During the same year, I introduced Yu to my Japanese II classes. At the start of the year we were working with how to ask questions. They formed questions in Japanese, trying to find out about this "mystery girl". I had put about a dozen of the panels on the classroom wall. In another activity, they were in groups, and each group had to write as much as they could about who this girl was, her interests, her family, etc. They could invent the story, since they didn't know all the real information yet. It was wonderful for me and the classes to hear each version of who this Japanese girl is! We used the panels for particle "no" and countless other grammatical points. For a cultural activity I put all the panels of Yu around the room. Each student had some blank note cards in hand, and as they silently walked around the room, they wrote a question about anything they wondered about on each card.
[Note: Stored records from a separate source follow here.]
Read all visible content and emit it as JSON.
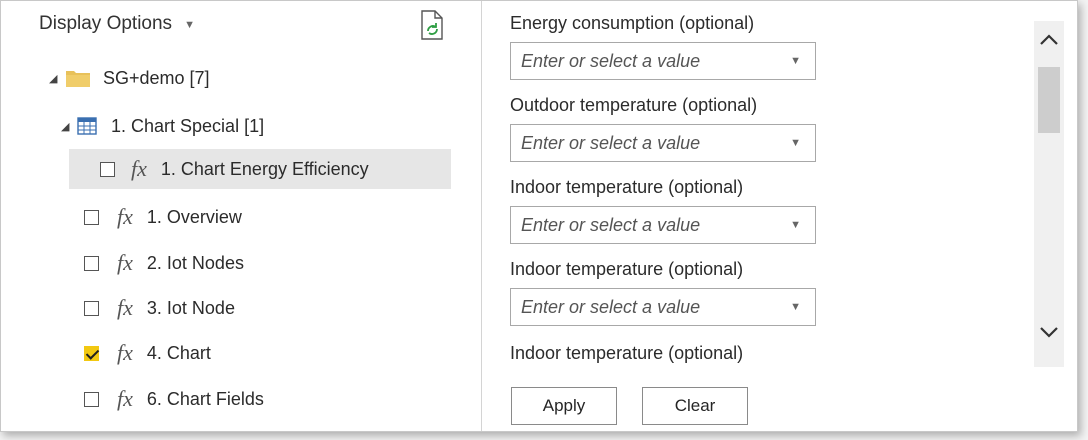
{
  "left_pane": {
    "display_options_label": "Display Options",
    "tree": {
      "root": {
        "label": "SG+demo [7]",
        "icon": "folder-icon",
        "expanded": true
      },
      "group": {
        "label": "1. Chart Special [1]",
        "icon": "table-icon",
        "expanded": true
      },
      "items": [
        {
          "label": "1. Chart Energy Efficiency",
          "checked": false,
          "selected": true
        },
        {
          "label": "1. Overview",
          "checked": false
        },
        {
          "label": "2. Iot Nodes",
          "checked": false
        },
        {
          "label": "3. Iot Node",
          "checked": false
        },
        {
          "label": "4. Chart",
          "checked": true
        },
        {
          "label": "6. Chart Fields",
          "checked": false
        }
      ],
      "fx_symbol": "fx"
    }
  },
  "right_pane": {
    "parameters": [
      {
        "label": "Energy consumption (optional)",
        "placeholder": "Enter or select a value"
      },
      {
        "label": "Outdoor temperature (optional)",
        "placeholder": "Enter or select a value"
      },
      {
        "label": "Indoor temperature (optional)",
        "placeholder": "Enter or select a value"
      },
      {
        "label": "Indoor temperature (optional)",
        "placeholder": "Enter or select a value"
      },
      {
        "label": "Indoor temperature (optional)"
      }
    ],
    "apply_label": "Apply",
    "clear_label": "Clear"
  },
  "colors": {
    "checked": "#f2c811",
    "selected_row": "#e6e6e6",
    "folder": "#e8c15a"
  }
}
I collected all of them, and whenever we had time throughout the year, I would take out the question cards and answer them, or encourage the students to answer if they could. This activity was done in English. Once when I had a guest speaker from Japan, the students were asking some questions, but were timid. The second day, I got the question cards out, and my guest answered the questions about Yu that pertained to Japanese culture and lifestyle. Some examples of the questions the students wrote were: What city is she in? Is her family traditional or modern? Do you know her personally? Do Japanese students steal other people's shoes in school? Do they always have uniforms? Is their math as hard as ours? Is it cool to learn English there?, etc. The panels truly encouraged them to wonder and question.
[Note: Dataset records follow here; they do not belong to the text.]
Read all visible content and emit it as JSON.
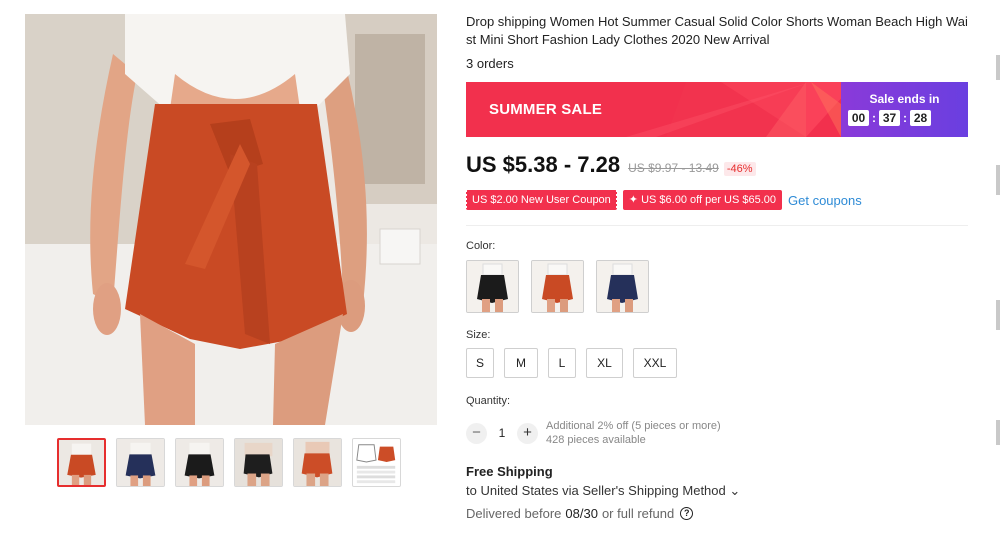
{
  "product": {
    "title": "Drop shipping Women Hot Summer Casual Solid Color Shorts Woman Beach High Waist Mini Short Fashion Lady Clothes 2020 New Arrival",
    "orders": "3 orders"
  },
  "sale": {
    "label": "SUMMER SALE",
    "ends_label": "Sale ends in",
    "timer": {
      "hours": "00",
      "minutes": "37",
      "seconds": "28"
    }
  },
  "price": {
    "current": "US $5.38 - 7.28",
    "original": "US $9.97 - 13.49",
    "discount": "-46%"
  },
  "coupons": {
    "new_user": "US $2.00 New User Coupon",
    "store": "✦ US $6.00 off per US $65.00",
    "get_coupons": "Get coupons"
  },
  "color": {
    "label": "Color:",
    "options": [
      "orange",
      "black",
      "orange",
      "navy"
    ]
  },
  "size": {
    "label": "Size:",
    "options": [
      "S",
      "M",
      "L",
      "XL",
      "XXL"
    ]
  },
  "quantity": {
    "label": "Quantity:",
    "minus": "−",
    "value": "1",
    "plus": "+",
    "discount_note": "Additional 2% off (5 pieces or more)",
    "available": "428 pieces available"
  },
  "shipping": {
    "title": "Free Shipping",
    "to": "to United States via Seller's Shipping Method ⌄",
    "delivered_prefix": "Delivered before",
    "delivered_date": "08/30",
    "delivered_suffix": "or full refund",
    "help_icon": "?"
  },
  "colors_theme": {
    "accent": "#f2304d",
    "sale_purple": "#6a3fe0",
    "link": "#2e8bd6",
    "shorts_orange": "#c94a24"
  }
}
Yu has been introduced to many other audiences outside of my language classrooms as well. When my students went to explain to the 8th graders what Japanese class is like, they "took Yu along". When I talked to a youth church group about young people in Japan, "Yu helped me". During our school open house night for parents, Yu was displayed all around my room. Visitors asked so many questions, because "she was there", showing her life to them. When I was absent from school and a substitute teacher came to my class, my students used the panels to teach the substitute about Japanese and Japan! They became the knowledgeable senseis.
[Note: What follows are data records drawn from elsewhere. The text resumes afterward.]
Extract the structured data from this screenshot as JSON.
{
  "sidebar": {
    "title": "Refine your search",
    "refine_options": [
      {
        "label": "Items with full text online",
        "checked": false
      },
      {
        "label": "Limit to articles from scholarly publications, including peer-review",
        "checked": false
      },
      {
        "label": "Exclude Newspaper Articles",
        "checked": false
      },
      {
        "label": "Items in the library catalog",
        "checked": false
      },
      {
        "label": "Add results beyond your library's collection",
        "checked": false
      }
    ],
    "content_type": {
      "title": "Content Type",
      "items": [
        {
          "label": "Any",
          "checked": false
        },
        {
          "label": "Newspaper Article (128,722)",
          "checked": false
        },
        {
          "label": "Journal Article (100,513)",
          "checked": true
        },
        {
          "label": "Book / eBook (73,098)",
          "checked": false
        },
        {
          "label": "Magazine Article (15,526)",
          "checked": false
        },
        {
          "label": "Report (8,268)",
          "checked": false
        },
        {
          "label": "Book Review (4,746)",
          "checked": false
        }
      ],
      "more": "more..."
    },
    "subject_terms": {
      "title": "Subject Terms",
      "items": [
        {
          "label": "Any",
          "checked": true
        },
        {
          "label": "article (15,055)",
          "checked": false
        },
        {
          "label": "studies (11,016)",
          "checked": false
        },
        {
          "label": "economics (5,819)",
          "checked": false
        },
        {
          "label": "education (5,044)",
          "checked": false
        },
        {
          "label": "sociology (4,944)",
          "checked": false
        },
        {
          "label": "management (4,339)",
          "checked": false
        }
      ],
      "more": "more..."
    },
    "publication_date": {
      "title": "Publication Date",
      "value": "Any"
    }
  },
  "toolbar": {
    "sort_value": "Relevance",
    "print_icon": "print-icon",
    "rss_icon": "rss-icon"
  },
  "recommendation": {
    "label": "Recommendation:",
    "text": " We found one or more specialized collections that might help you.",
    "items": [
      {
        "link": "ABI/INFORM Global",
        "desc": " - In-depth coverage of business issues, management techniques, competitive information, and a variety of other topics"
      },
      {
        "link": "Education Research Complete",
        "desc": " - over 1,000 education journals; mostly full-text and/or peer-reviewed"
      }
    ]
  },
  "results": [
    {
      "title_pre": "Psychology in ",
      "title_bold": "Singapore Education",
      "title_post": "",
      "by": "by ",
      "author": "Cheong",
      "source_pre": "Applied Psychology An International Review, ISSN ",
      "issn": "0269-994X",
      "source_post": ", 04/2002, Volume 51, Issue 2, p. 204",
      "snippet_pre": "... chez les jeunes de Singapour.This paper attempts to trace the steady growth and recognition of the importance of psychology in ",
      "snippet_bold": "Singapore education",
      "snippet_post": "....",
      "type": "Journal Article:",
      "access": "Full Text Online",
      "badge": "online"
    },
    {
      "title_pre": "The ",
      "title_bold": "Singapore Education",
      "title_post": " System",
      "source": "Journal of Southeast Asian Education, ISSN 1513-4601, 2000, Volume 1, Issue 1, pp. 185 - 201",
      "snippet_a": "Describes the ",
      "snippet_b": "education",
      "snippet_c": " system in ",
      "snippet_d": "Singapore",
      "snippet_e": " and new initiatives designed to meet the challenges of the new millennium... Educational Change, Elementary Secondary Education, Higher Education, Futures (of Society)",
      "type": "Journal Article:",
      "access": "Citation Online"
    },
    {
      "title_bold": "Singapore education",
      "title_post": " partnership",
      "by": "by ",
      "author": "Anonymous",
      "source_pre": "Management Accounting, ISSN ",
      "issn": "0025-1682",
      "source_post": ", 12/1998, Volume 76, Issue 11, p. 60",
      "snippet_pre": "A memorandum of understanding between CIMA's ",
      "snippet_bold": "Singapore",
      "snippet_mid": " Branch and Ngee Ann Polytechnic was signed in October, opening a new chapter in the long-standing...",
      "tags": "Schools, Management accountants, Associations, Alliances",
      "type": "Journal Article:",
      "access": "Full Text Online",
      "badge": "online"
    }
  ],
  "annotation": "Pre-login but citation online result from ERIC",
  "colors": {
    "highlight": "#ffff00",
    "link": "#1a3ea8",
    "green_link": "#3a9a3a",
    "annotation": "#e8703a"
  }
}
Yu became the "glue" for my curriculum
After ten years of teaching Japanese, Deai became the way for me to tie together all my bits and pieces. Yu Mizushima became the "glue" for my curriculum, the "glue" for culture pieces, and how to look at culture, the "glue" for vocabulary and grammar, and the "glue" or context for understanding any individual and oneself, or how to look at someone. It was something "extra" that I added, but it tied into everything. The students were held accountable for everything that involved these panels, and by the end of the year they took pride in how much they knew about this real person and her life. Little did they know that I had only scratched the surface with them. There is so much more to discover with the other six students' panels.

The final and complete Deai kit arrived at my house in America on Christmas Eve afternoon. I unwrapped it with excitement. Yu and her friends "jumped out of the box" in full color, ready to go to school with me, to meet my students, and to spread Japanese language and culture to a group of students in a small rural school in Fall Creek, Wisconsin. It is my dream to meet those seven Japanese students someday, and to tell them how they have enhanced my teaching, and the lives of great American kids who love to learn about them. But until then, I am grateful that I have met and know the staff of The Japan Forum. It is their commitment, knowledge, skills, and experience that has made this enormous project a contribution, a gift from their hearts, that will take seven Japanese students on countless journeys and "ENCOUNTERS", meeting young people from all over the world. These materials are awesome, with a quality that is second to none. They adapt to every level, to every classroom, to every style, to every curriculum. This is what we have been asking for. This is a language teachers dream. Use these materials and let them enhance the great job that you're already doing with teaching young people peace through understanding.